A base social, política e econômica de uma nação residem no seu povo, cujo
fundamento está em sua cultura tradicional, que pode ser aperfeiçoada em virtude da
dinâmica da sociedade, fruto do seu desenvolvimento e da incorporação de outros
patrimônios jurídicos, antropológicos e sociais que levem em conta a importância dos
diversos atores que se encontram nesse processo.
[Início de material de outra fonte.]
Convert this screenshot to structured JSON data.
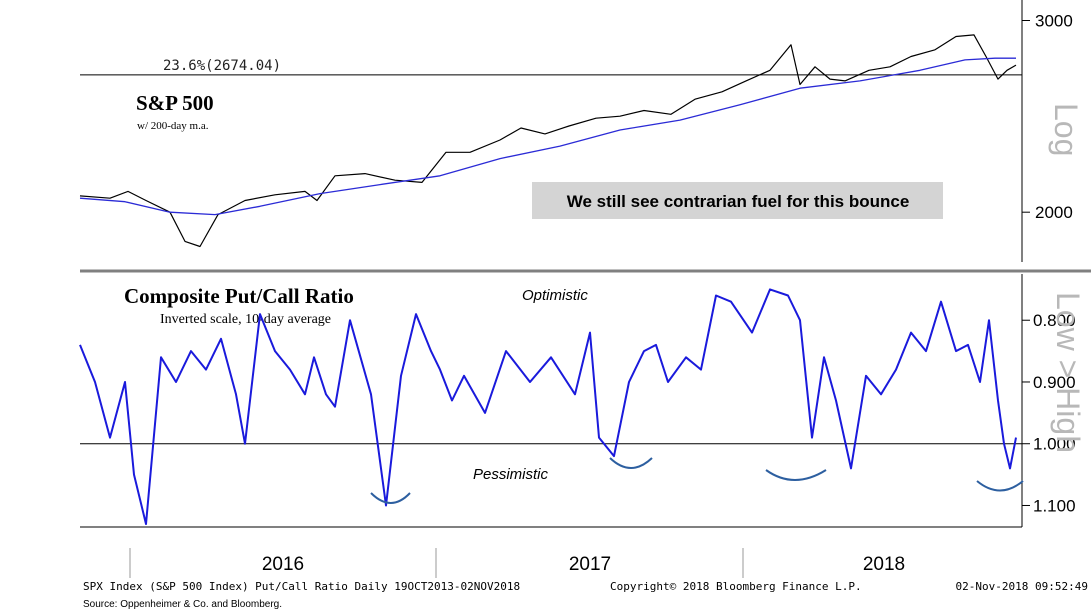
{
  "chart_data": [
    {
      "type": "line",
      "title": "S&P 500",
      "subtitle": "w/ 200-day m.a.",
      "scale_label": "Log",
      "y_axis": {
        "scale": "log",
        "ticks": [
          3000,
          2000
        ],
        "tick_labels": [
          "3000",
          "2000"
        ],
        "range": [
          1800,
          3100
        ]
      },
      "reference_line": {
        "value": 2674.04,
        "label": "23.6%(2674.04)"
      },
      "annotation": "We still see contrarian fuel for this bounce",
      "x_range": [
        2015.7,
        2018.84
      ],
      "series": [
        {
          "color": "#000000",
          "x": [
            2015.7,
            2015.8,
            2015.86,
            2015.92,
            2016.0,
            2016.05,
            2016.1,
            2016.16,
            2016.25,
            2016.35,
            2016.45,
            2016.49,
            2016.55,
            2016.65,
            2016.75,
            2016.84,
            2016.92,
            2017.0,
            2017.1,
            2017.17,
            2017.25,
            2017.33,
            2017.42,
            2017.5,
            2017.58,
            2017.67,
            2017.75,
            2017.84,
            2017.92,
            2018.0,
            2018.07,
            2018.1,
            2018.15,
            2018.2,
            2018.25,
            2018.33,
            2018.4,
            2018.47,
            2018.55,
            2018.62,
            2018.68,
            2018.72,
            2018.76,
            2018.79,
            2018.82
          ],
          "y": [
            2070,
            2060,
            2090,
            2050,
            2000,
            1880,
            1860,
            1990,
            2050,
            2075,
            2090,
            2050,
            2160,
            2170,
            2140,
            2130,
            2270,
            2270,
            2330,
            2390,
            2360,
            2400,
            2440,
            2450,
            2480,
            2460,
            2540,
            2580,
            2640,
            2700,
            2850,
            2620,
            2720,
            2650,
            2640,
            2700,
            2720,
            2780,
            2820,
            2900,
            2910,
            2780,
            2650,
            2700,
            2730
          ]
        },
        {
          "color": "#2b2bd6",
          "x": [
            2015.7,
            2015.85,
            2016.0,
            2016.15,
            2016.3,
            2016.5,
            2016.7,
            2016.9,
            2017.1,
            2017.3,
            2017.5,
            2017.7,
            2017.9,
            2018.1,
            2018.3,
            2018.5,
            2018.65,
            2018.75,
            2018.82
          ],
          "y": [
            2060,
            2045,
            2000,
            1990,
            2025,
            2080,
            2120,
            2160,
            2240,
            2300,
            2380,
            2430,
            2510,
            2600,
            2640,
            2700,
            2760,
            2770,
            2770
          ]
        }
      ]
    },
    {
      "type": "line",
      "title": "Composite Put/Call Ratio",
      "subtitle": "Inverted scale, 10-day average",
      "scale_label": "Low > High",
      "y_axis": {
        "inverted": true,
        "ticks": [
          0.8,
          0.9,
          1.0,
          1.1
        ],
        "tick_labels": [
          "0.800",
          "0.900",
          "1.000",
          "1.100"
        ],
        "range": [
          0.73,
          1.13
        ]
      },
      "reference_line": {
        "value": 1.0
      },
      "annotations": [
        "Optimistic",
        "Pessimistic"
      ],
      "x_range": [
        2015.7,
        2018.84
      ],
      "series": [
        {
          "color": "#1a1adc",
          "x": [
            2015.7,
            2015.75,
            2015.8,
            2015.85,
            2015.88,
            2015.92,
            2015.97,
            2016.02,
            2016.07,
            2016.12,
            2016.17,
            2016.22,
            2016.25,
            2016.3,
            2016.35,
            2016.4,
            2016.45,
            2016.48,
            2016.52,
            2016.55,
            2016.6,
            2016.67,
            2016.72,
            2016.77,
            2016.82,
            2016.87,
            2016.9,
            2016.94,
            2016.98,
            2017.05,
            2017.12,
            2017.2,
            2017.27,
            2017.35,
            2017.4,
            2017.43,
            2017.48,
            2017.53,
            2017.58,
            2017.62,
            2017.66,
            2017.72,
            2017.77,
            2017.82,
            2017.87,
            2017.94,
            2018.0,
            2018.06,
            2018.1,
            2018.14,
            2018.18,
            2018.22,
            2018.27,
            2018.32,
            2018.37,
            2018.42,
            2018.47,
            2018.52,
            2018.57,
            2018.62,
            2018.66,
            2018.7,
            2018.73,
            2018.76,
            2018.78,
            2018.8,
            2018.82
          ],
          "y": [
            0.84,
            0.9,
            0.99,
            0.9,
            1.05,
            1.13,
            0.86,
            0.9,
            0.85,
            0.88,
            0.83,
            0.92,
            1.0,
            0.79,
            0.85,
            0.88,
            0.92,
            0.86,
            0.92,
            0.94,
            0.8,
            0.92,
            1.1,
            0.89,
            0.79,
            0.85,
            0.88,
            0.93,
            0.89,
            0.95,
            0.85,
            0.9,
            0.86,
            0.92,
            0.82,
            0.99,
            1.02,
            0.9,
            0.85,
            0.84,
            0.9,
            0.86,
            0.88,
            0.76,
            0.77,
            0.82,
            0.75,
            0.76,
            0.8,
            0.99,
            0.86,
            0.93,
            1.04,
            0.89,
            0.92,
            0.88,
            0.82,
            0.85,
            0.77,
            0.85,
            0.84,
            0.9,
            0.8,
            0.93,
            1.0,
            1.04,
            0.99
          ]
        }
      ]
    }
  ],
  "x_axis": {
    "tick_labels": [
      "2016",
      "2017",
      "2018"
    ],
    "tick_positions": [
      2016.18,
      2016.82,
      2017.46
    ]
  },
  "footer": {
    "left": "SPX Index (S&P 500 Index) Put/Call Ratio  Daily 19OCT2013-02NOV2018",
    "center": "Copyright© 2018 Bloomberg Finance L.P.",
    "right": "02-Nov-2018 09:52:49",
    "source": "Source:  Oppenheimer & Co. and Bloomberg."
  }
}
De fato, a busca de qualquer mudança nesse sentido deve ser precedida de bom
senso e de fatores que levem em conta os costumes arraigados em uma sociedade, bem
como a necessidade de se considerar as características culturais dos povos tradicionais
que habitam determinado território.
O progresso, a globalização e os demais fatores de integração e desenvolvimento
entre as nações têm relegado ao segundo plano os direitos dos povos tradicionais,
desdenhando a sua cultura e sua importância como elementos autóctones de um país, que
contribuíram na formação e estabelecimento de um estado pluricultural como o Brasil.
A principal função do Estado é o bem estar dos seus cidadãos, respeitando-se as
diferenças culturais, étnicas e sociais dentre os povos, por meio de políticas públicas
efetivas e alinhadas com a Constituição Federal de 1988, e qualquer coisa diferente disso
poderá resultar em graves consequências para a nação.